Wallpaper was strictly for the rich before Victoria came to the throne, an event which almost coincided with the abolition of the wallpaper tax just a year earlier in 1836, and with the patent of a four color printing machine in 1839 which could produce 400 rolls a day. Discoveries and innovations in dye production also helped prices to fall and allowed wallpaper to become accessible to all but the very poorest.



Flock wallpaper was one of the more expensive papers, in which a raised design - typically damask and given a different color to the background that it was stuck to - was produced by using waste from the wool industry. For rooms which weren't generally on public display, a 'mock flock' would often be used. These were simply flat wallpapers printed to give the impression of flock and could also be found in the 'best' rooms of the middle classes. Metallic gilding usually only saw the homes of the wealthy.



Victoria reigned for an incredible 64 years. Advances in other fields such as transport influenced what was portrayed on Victorian walls too, and the fish, fruit, birds and flowers which had long been firm favorites became more exotic along the way. Some of the designs could be a little ugly or overwhelming, but colors were mostly muted although they did become a little more vibrant towards the end of the period.

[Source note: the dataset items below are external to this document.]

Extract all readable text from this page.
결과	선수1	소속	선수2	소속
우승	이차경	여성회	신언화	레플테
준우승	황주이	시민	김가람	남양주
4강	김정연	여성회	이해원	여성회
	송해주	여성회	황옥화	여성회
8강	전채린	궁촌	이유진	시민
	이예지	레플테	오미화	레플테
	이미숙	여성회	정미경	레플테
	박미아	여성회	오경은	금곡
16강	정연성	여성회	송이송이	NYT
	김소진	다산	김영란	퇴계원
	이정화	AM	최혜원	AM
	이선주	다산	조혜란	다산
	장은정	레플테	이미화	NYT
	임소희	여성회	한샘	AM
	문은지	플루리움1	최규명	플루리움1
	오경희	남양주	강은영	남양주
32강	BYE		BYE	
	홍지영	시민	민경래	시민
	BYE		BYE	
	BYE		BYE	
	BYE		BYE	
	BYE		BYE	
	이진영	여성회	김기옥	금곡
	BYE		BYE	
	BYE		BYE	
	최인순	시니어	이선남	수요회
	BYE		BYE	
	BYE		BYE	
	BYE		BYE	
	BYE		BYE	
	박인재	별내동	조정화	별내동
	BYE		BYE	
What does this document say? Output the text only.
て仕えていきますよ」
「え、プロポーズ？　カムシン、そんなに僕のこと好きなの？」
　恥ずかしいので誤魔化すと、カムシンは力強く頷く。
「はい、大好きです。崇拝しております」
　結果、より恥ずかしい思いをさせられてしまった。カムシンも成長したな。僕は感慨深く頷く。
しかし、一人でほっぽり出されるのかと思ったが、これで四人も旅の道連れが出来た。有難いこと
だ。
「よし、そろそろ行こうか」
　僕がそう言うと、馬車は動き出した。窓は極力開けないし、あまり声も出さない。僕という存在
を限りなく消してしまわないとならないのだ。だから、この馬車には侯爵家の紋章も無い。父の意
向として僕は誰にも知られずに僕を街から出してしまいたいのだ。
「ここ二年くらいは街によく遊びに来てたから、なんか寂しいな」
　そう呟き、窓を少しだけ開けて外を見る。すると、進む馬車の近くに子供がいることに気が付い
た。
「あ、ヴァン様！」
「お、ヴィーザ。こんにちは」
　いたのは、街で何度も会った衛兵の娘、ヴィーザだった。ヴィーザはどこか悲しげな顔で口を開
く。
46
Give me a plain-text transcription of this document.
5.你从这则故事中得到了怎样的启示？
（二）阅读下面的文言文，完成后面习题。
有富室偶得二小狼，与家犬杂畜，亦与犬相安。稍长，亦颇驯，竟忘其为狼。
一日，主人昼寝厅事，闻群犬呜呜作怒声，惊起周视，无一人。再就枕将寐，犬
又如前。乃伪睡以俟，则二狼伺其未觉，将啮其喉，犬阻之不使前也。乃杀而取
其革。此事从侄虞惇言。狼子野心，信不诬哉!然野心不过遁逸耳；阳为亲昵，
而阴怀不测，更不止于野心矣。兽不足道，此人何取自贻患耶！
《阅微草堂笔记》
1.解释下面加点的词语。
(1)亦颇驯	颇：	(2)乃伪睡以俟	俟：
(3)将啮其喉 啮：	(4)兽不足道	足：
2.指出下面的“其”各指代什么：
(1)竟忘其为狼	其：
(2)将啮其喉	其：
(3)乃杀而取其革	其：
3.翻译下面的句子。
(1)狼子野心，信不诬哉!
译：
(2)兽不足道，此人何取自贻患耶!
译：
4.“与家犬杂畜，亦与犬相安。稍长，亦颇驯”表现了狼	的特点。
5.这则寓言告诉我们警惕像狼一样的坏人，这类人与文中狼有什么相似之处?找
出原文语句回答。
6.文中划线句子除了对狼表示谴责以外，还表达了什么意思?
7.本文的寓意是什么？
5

Red was popular due the assertion by several 'in vogue' artists of the day that their paintings were best displayed against it. Yellow was seen as the worst backdrop for art.



Embossed or 'relief' papers were beginning to make an appearance in the 1870s, most of which were washable. Washable prints followed around fifteen years later, by which time an emerging Victorian obsession with hygiene had seen to it that genuine flock had pretty much had it's day.



This collection includes twenty-five prints (six flock designs, six guilded designs, six mock flock designs and nine standard prints), four relief designs with twenty-four authentic Victorian color presets for them, optional dirt presets (five opacity presets plus an OFF preset) and eleven scaling presets. Relief patterns and dirt will only be visible on rendering.



The shaders may be used as a merchant resource to create material presets for commercial models, but may not be resold as shader presets or in any other form from which the seamless texture files included can be extracted.